Interesting section from 'Destiny in the Desert' by Jonathan Dimbleby.
It was at this moment that, serendipitously, the code-breakers at Bletchley Park discovered that Fellers’s coded messages from Cairo had been decrypted by Axis intelligence. It is impossible to establish the precise impact of this embarrassing discovery on the outcome of the Anglo-American talks – which had already been substantially recast by the fall of Tobruk – but, according to the American historian C. J. Jenner, who has sifted the available evidence, ‘Whitehall handled Washington’s disgrace, which was decisive in appalling loss of British blood and treasure, with adroit magnanimity.’ From Jenner’s account it appears that Churchill cleverly turned America’s mortification to British advantage. Instead of reproaching Roosevelt for the Fellers debacle, he allowed the disgrace merely to hang in the air as he strove to secure the President’s endorsement of his own strategic priorities.

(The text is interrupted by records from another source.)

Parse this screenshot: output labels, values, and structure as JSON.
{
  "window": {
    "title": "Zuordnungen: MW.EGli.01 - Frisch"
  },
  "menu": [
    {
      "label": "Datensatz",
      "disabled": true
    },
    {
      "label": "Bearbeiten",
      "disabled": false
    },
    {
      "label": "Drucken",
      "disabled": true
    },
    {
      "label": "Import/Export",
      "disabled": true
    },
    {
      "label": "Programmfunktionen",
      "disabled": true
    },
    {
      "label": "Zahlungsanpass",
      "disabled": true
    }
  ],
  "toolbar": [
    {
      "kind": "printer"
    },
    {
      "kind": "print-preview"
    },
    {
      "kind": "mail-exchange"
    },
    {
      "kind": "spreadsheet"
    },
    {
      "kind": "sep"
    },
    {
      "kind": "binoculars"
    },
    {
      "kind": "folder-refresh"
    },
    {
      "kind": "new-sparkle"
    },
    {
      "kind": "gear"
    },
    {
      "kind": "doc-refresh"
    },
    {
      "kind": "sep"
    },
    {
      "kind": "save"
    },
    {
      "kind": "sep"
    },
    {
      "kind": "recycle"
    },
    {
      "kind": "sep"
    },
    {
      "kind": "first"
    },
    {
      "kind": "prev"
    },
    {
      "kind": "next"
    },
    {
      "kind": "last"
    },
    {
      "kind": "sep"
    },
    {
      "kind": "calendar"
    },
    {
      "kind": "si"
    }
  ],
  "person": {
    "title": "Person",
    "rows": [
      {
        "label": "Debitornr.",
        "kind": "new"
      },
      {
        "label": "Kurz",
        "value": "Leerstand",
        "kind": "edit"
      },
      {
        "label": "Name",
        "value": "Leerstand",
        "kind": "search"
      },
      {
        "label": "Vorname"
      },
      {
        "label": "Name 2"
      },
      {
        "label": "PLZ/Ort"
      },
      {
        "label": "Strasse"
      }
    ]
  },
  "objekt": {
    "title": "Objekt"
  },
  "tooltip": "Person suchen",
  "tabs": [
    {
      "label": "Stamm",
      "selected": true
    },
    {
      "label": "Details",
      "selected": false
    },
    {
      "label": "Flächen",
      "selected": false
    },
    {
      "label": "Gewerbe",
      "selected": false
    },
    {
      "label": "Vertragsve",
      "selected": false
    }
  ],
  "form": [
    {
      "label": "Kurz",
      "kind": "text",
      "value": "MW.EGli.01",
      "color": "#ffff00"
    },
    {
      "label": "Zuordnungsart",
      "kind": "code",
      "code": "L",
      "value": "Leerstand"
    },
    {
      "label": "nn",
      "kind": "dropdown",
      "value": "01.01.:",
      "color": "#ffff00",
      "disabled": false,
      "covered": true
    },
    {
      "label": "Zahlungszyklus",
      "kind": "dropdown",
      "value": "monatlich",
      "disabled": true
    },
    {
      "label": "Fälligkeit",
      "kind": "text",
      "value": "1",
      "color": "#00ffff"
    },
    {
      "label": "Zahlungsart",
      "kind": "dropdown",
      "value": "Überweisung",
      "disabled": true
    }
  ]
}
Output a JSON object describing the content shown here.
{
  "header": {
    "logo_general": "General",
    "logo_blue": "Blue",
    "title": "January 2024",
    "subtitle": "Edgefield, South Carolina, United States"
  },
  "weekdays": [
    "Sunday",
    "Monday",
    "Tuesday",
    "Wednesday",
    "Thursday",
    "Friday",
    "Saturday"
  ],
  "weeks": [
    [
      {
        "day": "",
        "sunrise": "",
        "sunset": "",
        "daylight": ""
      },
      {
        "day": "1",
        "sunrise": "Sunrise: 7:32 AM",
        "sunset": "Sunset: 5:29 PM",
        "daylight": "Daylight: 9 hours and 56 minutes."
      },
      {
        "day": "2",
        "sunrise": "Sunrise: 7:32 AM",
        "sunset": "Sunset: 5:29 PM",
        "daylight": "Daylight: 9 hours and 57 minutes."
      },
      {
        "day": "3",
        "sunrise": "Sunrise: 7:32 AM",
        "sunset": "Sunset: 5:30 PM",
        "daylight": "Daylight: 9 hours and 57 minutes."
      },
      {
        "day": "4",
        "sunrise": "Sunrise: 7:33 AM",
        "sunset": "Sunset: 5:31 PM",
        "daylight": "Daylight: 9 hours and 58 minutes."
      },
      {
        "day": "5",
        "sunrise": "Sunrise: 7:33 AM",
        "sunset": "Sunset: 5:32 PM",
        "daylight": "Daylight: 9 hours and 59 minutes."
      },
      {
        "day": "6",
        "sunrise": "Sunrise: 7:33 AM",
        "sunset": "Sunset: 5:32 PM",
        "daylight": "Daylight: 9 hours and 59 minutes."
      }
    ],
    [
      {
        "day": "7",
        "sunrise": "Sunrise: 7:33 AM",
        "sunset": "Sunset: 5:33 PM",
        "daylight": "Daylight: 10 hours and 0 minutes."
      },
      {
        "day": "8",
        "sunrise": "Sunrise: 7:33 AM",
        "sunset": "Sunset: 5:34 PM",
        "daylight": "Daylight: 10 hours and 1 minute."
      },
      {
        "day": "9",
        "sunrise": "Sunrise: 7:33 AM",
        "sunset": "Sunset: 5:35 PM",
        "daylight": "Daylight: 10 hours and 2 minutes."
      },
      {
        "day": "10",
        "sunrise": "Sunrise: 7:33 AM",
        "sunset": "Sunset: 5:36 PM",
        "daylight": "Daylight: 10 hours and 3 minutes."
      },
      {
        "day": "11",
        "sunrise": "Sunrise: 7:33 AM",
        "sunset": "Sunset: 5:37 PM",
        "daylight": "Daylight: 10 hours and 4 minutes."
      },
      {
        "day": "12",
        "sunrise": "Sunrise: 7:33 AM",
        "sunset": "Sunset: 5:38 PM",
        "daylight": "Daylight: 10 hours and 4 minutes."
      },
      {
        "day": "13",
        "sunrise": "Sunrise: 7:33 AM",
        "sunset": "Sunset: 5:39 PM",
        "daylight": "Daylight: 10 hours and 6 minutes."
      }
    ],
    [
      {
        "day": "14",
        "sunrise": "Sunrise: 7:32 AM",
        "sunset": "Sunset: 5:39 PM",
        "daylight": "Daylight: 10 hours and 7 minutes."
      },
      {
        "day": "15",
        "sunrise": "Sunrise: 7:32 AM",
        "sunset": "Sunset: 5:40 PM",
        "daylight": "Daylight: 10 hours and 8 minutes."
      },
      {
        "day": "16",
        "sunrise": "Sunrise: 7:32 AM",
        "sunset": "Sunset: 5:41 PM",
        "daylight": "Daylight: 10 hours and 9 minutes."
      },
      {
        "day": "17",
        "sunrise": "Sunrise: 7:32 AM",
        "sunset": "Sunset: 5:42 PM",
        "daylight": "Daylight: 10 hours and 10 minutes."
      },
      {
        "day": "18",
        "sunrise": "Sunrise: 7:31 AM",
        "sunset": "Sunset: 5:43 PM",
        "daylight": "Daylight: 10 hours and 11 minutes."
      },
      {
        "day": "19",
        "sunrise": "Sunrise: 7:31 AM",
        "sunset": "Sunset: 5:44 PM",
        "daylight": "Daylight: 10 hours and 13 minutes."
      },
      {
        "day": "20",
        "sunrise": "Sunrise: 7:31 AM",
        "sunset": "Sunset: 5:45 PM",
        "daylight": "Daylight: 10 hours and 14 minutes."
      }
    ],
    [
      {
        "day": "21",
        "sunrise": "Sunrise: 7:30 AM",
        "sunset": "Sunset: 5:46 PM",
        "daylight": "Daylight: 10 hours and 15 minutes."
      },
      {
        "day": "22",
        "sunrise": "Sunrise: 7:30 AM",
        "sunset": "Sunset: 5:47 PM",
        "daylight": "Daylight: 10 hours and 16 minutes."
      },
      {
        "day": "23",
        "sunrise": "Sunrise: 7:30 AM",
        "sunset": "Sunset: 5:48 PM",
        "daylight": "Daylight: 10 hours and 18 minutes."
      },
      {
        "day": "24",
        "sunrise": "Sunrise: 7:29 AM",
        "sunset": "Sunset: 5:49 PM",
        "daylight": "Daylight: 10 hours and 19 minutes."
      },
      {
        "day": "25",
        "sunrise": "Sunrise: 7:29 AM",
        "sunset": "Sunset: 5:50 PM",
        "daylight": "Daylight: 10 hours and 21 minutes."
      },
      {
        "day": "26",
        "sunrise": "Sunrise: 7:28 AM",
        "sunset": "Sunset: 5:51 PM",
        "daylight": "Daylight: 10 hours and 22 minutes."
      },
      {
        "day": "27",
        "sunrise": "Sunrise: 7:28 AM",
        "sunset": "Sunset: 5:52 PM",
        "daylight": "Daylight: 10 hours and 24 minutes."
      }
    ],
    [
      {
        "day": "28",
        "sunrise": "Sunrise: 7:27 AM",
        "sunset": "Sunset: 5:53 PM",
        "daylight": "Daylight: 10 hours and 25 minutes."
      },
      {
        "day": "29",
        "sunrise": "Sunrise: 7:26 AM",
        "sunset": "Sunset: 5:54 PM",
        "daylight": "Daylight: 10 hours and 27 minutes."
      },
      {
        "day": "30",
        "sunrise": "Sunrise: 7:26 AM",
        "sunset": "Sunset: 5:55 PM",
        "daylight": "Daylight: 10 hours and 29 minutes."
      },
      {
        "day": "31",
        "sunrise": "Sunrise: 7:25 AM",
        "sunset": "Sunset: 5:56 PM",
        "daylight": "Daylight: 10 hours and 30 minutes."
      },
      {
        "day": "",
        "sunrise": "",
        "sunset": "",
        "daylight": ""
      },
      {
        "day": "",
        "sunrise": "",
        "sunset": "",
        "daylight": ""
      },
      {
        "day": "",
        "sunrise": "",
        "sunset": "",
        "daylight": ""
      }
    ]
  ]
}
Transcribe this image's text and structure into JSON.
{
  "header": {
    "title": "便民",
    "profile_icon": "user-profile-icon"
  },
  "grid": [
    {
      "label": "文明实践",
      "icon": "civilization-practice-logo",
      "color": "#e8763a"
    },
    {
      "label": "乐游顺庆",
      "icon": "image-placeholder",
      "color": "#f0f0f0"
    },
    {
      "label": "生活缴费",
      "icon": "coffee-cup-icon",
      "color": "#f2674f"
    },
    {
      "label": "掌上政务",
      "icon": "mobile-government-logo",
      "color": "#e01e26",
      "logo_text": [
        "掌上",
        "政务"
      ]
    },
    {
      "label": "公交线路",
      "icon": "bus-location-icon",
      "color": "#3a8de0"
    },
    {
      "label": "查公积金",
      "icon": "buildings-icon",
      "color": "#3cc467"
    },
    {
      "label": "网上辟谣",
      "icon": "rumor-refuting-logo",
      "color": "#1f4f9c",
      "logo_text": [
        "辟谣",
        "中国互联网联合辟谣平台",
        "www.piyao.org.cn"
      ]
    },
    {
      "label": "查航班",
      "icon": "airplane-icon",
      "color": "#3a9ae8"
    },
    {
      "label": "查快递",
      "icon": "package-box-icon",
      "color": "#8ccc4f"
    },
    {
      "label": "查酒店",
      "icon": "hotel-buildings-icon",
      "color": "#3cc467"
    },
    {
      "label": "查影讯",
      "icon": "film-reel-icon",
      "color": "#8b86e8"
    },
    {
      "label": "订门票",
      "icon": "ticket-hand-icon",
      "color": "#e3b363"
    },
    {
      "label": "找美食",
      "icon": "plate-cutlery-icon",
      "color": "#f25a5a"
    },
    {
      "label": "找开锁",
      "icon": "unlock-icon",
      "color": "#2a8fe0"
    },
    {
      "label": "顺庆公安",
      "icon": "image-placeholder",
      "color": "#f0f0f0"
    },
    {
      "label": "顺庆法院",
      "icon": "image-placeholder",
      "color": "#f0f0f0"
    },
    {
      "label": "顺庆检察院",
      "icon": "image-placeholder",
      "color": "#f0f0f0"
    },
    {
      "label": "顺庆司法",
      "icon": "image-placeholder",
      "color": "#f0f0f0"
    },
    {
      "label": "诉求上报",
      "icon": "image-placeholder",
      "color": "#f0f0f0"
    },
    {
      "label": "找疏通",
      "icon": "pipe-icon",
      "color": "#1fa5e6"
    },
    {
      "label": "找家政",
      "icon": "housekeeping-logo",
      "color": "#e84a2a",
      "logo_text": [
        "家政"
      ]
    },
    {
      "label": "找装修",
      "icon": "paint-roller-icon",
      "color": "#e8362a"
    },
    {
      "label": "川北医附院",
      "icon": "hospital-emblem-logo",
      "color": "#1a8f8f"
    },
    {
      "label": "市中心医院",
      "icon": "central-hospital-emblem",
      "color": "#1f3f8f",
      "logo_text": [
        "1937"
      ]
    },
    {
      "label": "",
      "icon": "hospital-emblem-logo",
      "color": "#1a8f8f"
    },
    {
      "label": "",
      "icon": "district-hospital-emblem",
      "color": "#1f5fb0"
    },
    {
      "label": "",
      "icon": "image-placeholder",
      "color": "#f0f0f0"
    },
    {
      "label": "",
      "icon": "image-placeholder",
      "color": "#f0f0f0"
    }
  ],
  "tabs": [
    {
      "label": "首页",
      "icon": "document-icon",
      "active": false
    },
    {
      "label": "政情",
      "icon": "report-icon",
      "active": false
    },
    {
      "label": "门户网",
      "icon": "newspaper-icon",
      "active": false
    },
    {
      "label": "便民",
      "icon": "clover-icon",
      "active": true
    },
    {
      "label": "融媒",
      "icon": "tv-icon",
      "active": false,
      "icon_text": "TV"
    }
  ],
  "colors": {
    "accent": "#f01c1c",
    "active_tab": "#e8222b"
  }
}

Whether or not remorse for the role that Fellers had inadvertently played in the loss of Tobruk did in fact play a significant part in American calculations, Churchill came away from Washington with every reason to be satisfied with what had been achieved. Sledgehammer had been postponed at least until 1943, Gymnast was still in the frame for 1942, and the Eighth Army was about to be massively reinforced with 300 of the latest and best tanks in the world. He could congratulate himself that, while Roosevelt saw very nearly eye to eye with him over future strategy in the region, the President’s advisors, some of them seething at the way in which – as they saw it – ‘Our Boy’ had been manipulated by Churchill – had clearly been worsted. Paradoxically, so far from the humiliation at Tobruk weakening Churchill’s hand, it had evidently had the opposite effect.